MONSTER POEM
I moved the limp body
out of the road
to the frozen grass
felt the broken spine
of the stray who ate
our table scraps
I was a child
but still I knew
there was nothing
we could do
animals pass away
or go on moving
toward some new danger
I pet the orange cat
next to me now
one of many
here and gone
but all are the one
dark creature
I lay next to
dark body I left
mewing in the cold
*
THE ARTIST AT WORK
The morning ended as usual.
I painted with the color chartreuse.
I made a sandwich out of fire
and ate it as I was driving
around the room in an ancient golf cart.
My understudy, a retired
vice admiral, stared at me
as if I were an assassin
suddenly arriving
with a whole platoon of seahorses.
I stayed in the golf cart. I ate
my goddam sandwich made of flames.
*
Alan May holds an MFA in creative writing from the University of Alabama. He has published three books of poetry. His poems have appeared or are forthcoming in The Hollins Critic, The Idaho Review, New Orleans Review, Interim, The New York Quarterly, Willow Springs, The Laurel Review, and others.
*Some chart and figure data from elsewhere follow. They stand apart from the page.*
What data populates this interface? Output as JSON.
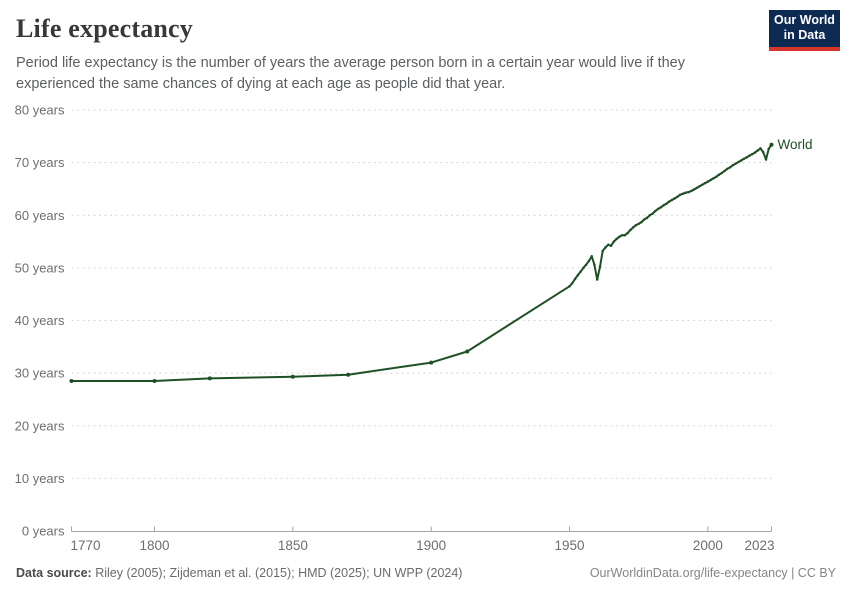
{
  "header": {
    "title": "Life expectancy",
    "subtitle": "Period life expectancy is the number of years the average person born in a certain year would live if they experienced the same chances of dying at each age as people did that year."
  },
  "logo": {
    "line1": "Our World",
    "line2": "in Data",
    "bg_color": "#0d2a52",
    "accent_color": "#d7352c"
  },
  "chart_data": {
    "type": "line",
    "title": "Life expectancy",
    "xlabel": "",
    "ylabel": "",
    "xlim": [
      1770,
      2023
    ],
    "ylim": [
      0,
      80
    ],
    "x_ticks": [
      1770,
      1800,
      1850,
      1900,
      1950,
      2000,
      2023
    ],
    "y_ticks": [
      0,
      10,
      20,
      30,
      40,
      50,
      60,
      70,
      80
    ],
    "y_tick_suffix": " years",
    "grid": "horizontal-dashed",
    "legend_position": "end-of-line",
    "colors": {
      "line": "#1e5026",
      "grid": "#d6d6d6",
      "axis": "#a5a5a5",
      "tick_label": "#6e6e6e"
    },
    "series": [
      {
        "name": "World",
        "points": [
          [
            1770,
            28.5
          ],
          [
            1800,
            28.5
          ],
          [
            1820,
            29.0
          ],
          [
            1850,
            29.3
          ],
          [
            1870,
            29.7
          ],
          [
            1900,
            32.0
          ],
          [
            1913,
            34.1
          ],
          [
            1950,
            46.5
          ],
          [
            1951,
            47.1
          ],
          [
            1952,
            47.9
          ],
          [
            1953,
            48.6
          ],
          [
            1954,
            49.3
          ],
          [
            1955,
            50.0
          ],
          [
            1956,
            50.6
          ],
          [
            1957,
            51.3
          ],
          [
            1958,
            52.2
          ],
          [
            1959,
            50.6
          ],
          [
            1960,
            47.8
          ],
          [
            1961,
            50.2
          ],
          [
            1962,
            53.2
          ],
          [
            1963,
            53.9
          ],
          [
            1964,
            54.4
          ],
          [
            1965,
            54.2
          ],
          [
            1966,
            55.0
          ],
          [
            1967,
            55.5
          ],
          [
            1968,
            55.9
          ],
          [
            1969,
            56.2
          ],
          [
            1970,
            56.2
          ],
          [
            1971,
            56.6
          ],
          [
            1972,
            57.2
          ],
          [
            1973,
            57.7
          ],
          [
            1974,
            58.1
          ],
          [
            1975,
            58.4
          ],
          [
            1976,
            58.7
          ],
          [
            1977,
            59.2
          ],
          [
            1978,
            59.5
          ],
          [
            1979,
            60.0
          ],
          [
            1980,
            60.3
          ],
          [
            1981,
            60.8
          ],
          [
            1982,
            61.2
          ],
          [
            1983,
            61.5
          ],
          [
            1984,
            61.9
          ],
          [
            1985,
            62.2
          ],
          [
            1986,
            62.6
          ],
          [
            1987,
            62.9
          ],
          [
            1988,
            63.2
          ],
          [
            1989,
            63.5
          ],
          [
            1990,
            63.9
          ],
          [
            1991,
            64.1
          ],
          [
            1992,
            64.3
          ],
          [
            1993,
            64.4
          ],
          [
            1994,
            64.6
          ],
          [
            1995,
            64.9
          ],
          [
            1996,
            65.2
          ],
          [
            1997,
            65.5
          ],
          [
            1998,
            65.8
          ],
          [
            1999,
            66.1
          ],
          [
            2000,
            66.4
          ],
          [
            2001,
            66.7
          ],
          [
            2002,
            67.0
          ],
          [
            2003,
            67.3
          ],
          [
            2004,
            67.7
          ],
          [
            2005,
            68.0
          ],
          [
            2006,
            68.4
          ],
          [
            2007,
            68.8
          ],
          [
            2008,
            69.1
          ],
          [
            2009,
            69.5
          ],
          [
            2010,
            69.8
          ],
          [
            2011,
            70.1
          ],
          [
            2012,
            70.4
          ],
          [
            2013,
            70.7
          ],
          [
            2014,
            71.0
          ],
          [
            2015,
            71.3
          ],
          [
            2016,
            71.6
          ],
          [
            2017,
            71.9
          ],
          [
            2018,
            72.3
          ],
          [
            2019,
            72.7
          ],
          [
            2020,
            72.0
          ],
          [
            2021,
            70.6
          ],
          [
            2022,
            72.6
          ],
          [
            2023,
            73.4
          ]
        ]
      }
    ]
  },
  "footer": {
    "datasource_label": "Data source:",
    "datasource_text": " Riley (2005); Zijdeman et al. (2015); HMD (2025); UN WPP (2024)",
    "attribution": "OurWorldinData.org/life-expectancy | CC BY"
  }
}
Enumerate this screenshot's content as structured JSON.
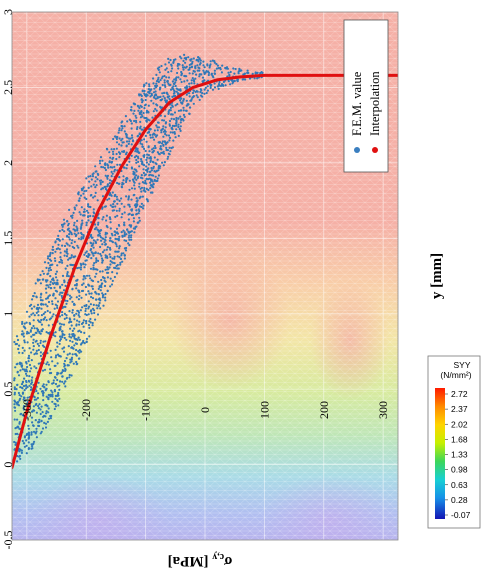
{
  "chart_data": {
    "type": "scatter",
    "orientation": "rotated-90",
    "xlabel": "σ c,y [MPa]",
    "ylabel": "y [mm]",
    "xlim": [
      -0.5,
      3
    ],
    "ylim": [
      -325,
      325
    ],
    "x_ticks": [
      "3",
      "2.5",
      "2",
      "1.5",
      "1",
      "0.5",
      "0",
      "-0.5"
    ],
    "y_ticks": [
      "-300",
      "-200",
      "-100",
      "0",
      "100",
      "200",
      "300"
    ],
    "grid": true,
    "legend": {
      "position": "top-right",
      "entries": [
        {
          "label": "F.E.M. value",
          "color": "#3a7fc0",
          "marker": "dot"
        },
        {
          "label": "Interpolation",
          "color": "#e01010",
          "marker": "dot"
        }
      ]
    },
    "series": [
      {
        "name": "F.E.M. value",
        "kind": "scatter-band",
        "color": "#2f78b8",
        "band": [
          {
            "y": -320,
            "x_min": 0.0,
            "x_max": 0.85
          },
          {
            "y": -280,
            "x_min": 0.15,
            "x_max": 1.25
          },
          {
            "y": -240,
            "x_min": 0.45,
            "x_max": 1.6
          },
          {
            "y": -200,
            "x_min": 0.8,
            "x_max": 1.9
          },
          {
            "y": -160,
            "x_min": 1.15,
            "x_max": 2.15
          },
          {
            "y": -120,
            "x_min": 1.5,
            "x_max": 2.4
          },
          {
            "y": -90,
            "x_min": 1.8,
            "x_max": 2.6
          },
          {
            "y": -60,
            "x_min": 2.05,
            "x_max": 2.7
          },
          {
            "y": -30,
            "x_min": 2.3,
            "x_max": 2.72
          },
          {
            "y": 0,
            "x_min": 2.45,
            "x_max": 2.7
          },
          {
            "y": 30,
            "x_min": 2.5,
            "x_max": 2.65
          },
          {
            "y": 60,
            "x_min": 2.55,
            "x_max": 2.62
          },
          {
            "y": 100,
            "x_min": 2.56,
            "x_max": 2.6
          }
        ]
      },
      {
        "name": "Interpolation",
        "kind": "line",
        "color": "#e01010",
        "points": [
          {
            "y": -325,
            "x": -0.02
          },
          {
            "y": -300,
            "x": 0.35
          },
          {
            "y": -260,
            "x": 0.85
          },
          {
            "y": -220,
            "x": 1.3
          },
          {
            "y": -180,
            "x": 1.68
          },
          {
            "y": -140,
            "x": 1.98
          },
          {
            "y": -100,
            "x": 2.22
          },
          {
            "y": -60,
            "x": 2.4
          },
          {
            "y": -20,
            "x": 2.5
          },
          {
            "y": 20,
            "x": 2.55
          },
          {
            "y": 60,
            "x": 2.57
          },
          {
            "y": 100,
            "x": 2.58
          },
          {
            "y": 200,
            "x": 2.58
          },
          {
            "y": 325,
            "x": 2.58
          }
        ]
      }
    ]
  },
  "colorbar": {
    "title_line1": "SYY",
    "title_line2": "(N/mm²)",
    "values": [
      "2.72",
      "2.37",
      "2.02",
      "1.68",
      "1.33",
      "0.98",
      "0.63",
      "0.28",
      "-0.07"
    ],
    "colors": [
      "#ff2a00",
      "#ff8a00",
      "#ffd000",
      "#d8f000",
      "#5ad64a",
      "#1fd0c8",
      "#15a0e8",
      "#1040d8",
      "#1818b8"
    ]
  }
}
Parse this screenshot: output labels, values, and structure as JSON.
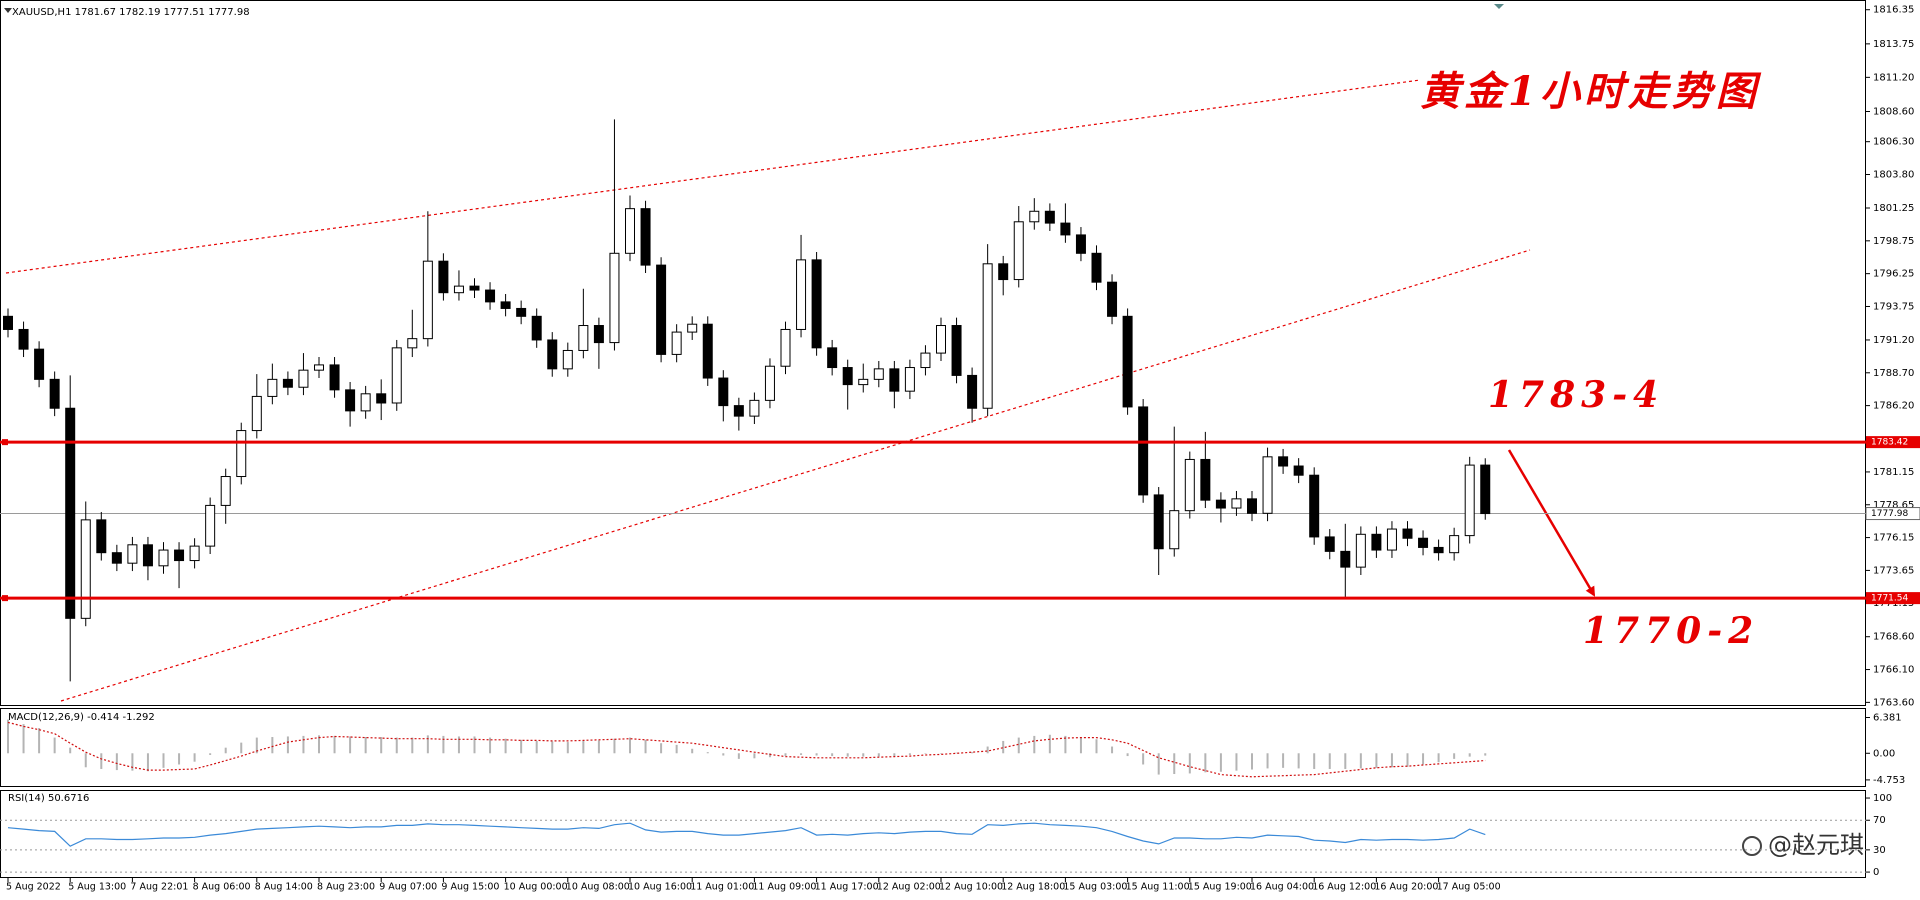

He hosts The Beat, a poetry podcast produced by Knox County Public Library. https://alan-may.com/
I love the whimsy and strangeness of “The Artist at Work,” especially the sandwich of flames & the platoon of seahorses, though of course a poem is a unit & perhaps oughtn’t to be broken into its constituent even in the course of admiring it. So thanks for the whole of this & Monster Poem as well.